There are people who feel that Shutter Island was a smoke and mirrors screenplay. There are people who think It Follows was a smoke and mirrors screenplay.

It’s particularly easy to go the smoke and mirrors route when you’re writing one of these “main character is going crazy… or is he???” scripts. The rationale is that because he doesn’t even know if he’s going crazy, we can be unclear about everything, leaving it “up to the reader” to decide what’s real or not. The problem is, when you leave EVERYTHING up to the reader, you prove that you haven’t figured anything out for yourself. Leaving your script feeling lazy and uninspired.

But I’m getting off-track. Cure for Wellness had so many weird things going on that I didn’t think it could bring itself back from the edge. However, the deep and rich backstory about the wellness org’s origins (which dated back 200 years), as well as the reveal of what Volmer did to all his patients –indeed came together in a satisfying way.

I get the feeling that this will be an even better movie than it is a script. It’s got a bit of a “blueprint” feel to it as opposed to a standalone script feel (like yesterday’s screenplay). I’m betting the trailer is going to look amazing. Good to see Verbinski recovering from Lone Ranger.
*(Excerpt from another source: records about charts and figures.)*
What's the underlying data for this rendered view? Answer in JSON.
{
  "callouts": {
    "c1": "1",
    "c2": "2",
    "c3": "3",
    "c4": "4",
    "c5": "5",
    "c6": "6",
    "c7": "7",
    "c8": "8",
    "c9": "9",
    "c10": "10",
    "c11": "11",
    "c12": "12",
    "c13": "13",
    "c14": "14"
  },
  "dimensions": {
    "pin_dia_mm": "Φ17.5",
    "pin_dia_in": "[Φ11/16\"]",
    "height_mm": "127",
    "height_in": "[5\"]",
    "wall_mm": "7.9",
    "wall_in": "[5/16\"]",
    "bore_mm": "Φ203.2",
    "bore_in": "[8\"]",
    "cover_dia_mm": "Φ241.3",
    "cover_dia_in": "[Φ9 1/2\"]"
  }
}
[ ] what the hell did I just read?
[ ] wasn’t for me
[xx] worth the read
[ ] impressive
[ ] genius

What I learned: One of the things that drives me nuts when reading a script is when the writer preps us for the setting AND THEN FOLLOWS THAT BY GIVING US THE SETTING. Just give us the setting! Screenwriting is about conveying as much as possible in as few words as possible. Telling us you’re about to say something before you say it is a waste of time. Here’s an example from Cure For Wellness: “The Mercedes moves through an idyllic setting: rolling green lawns, terraced gardens where PATIENTS play shuttlecock, shuffle board, lawn boules. Others walk along well-trimmed pathways, through gardens with bountiful flowers.” The first part of that description is superfluous. We should grasp the “idyllic setting” when you describe the “rolling green lawns, terraced gardens, etc.” You don’t need to first tell us it’s an “idyllic setting.” I should point out that this is a personal preference thing. There is no “right” way to write. But writers who follow this rule tend to have smoother easier-to-read scripts.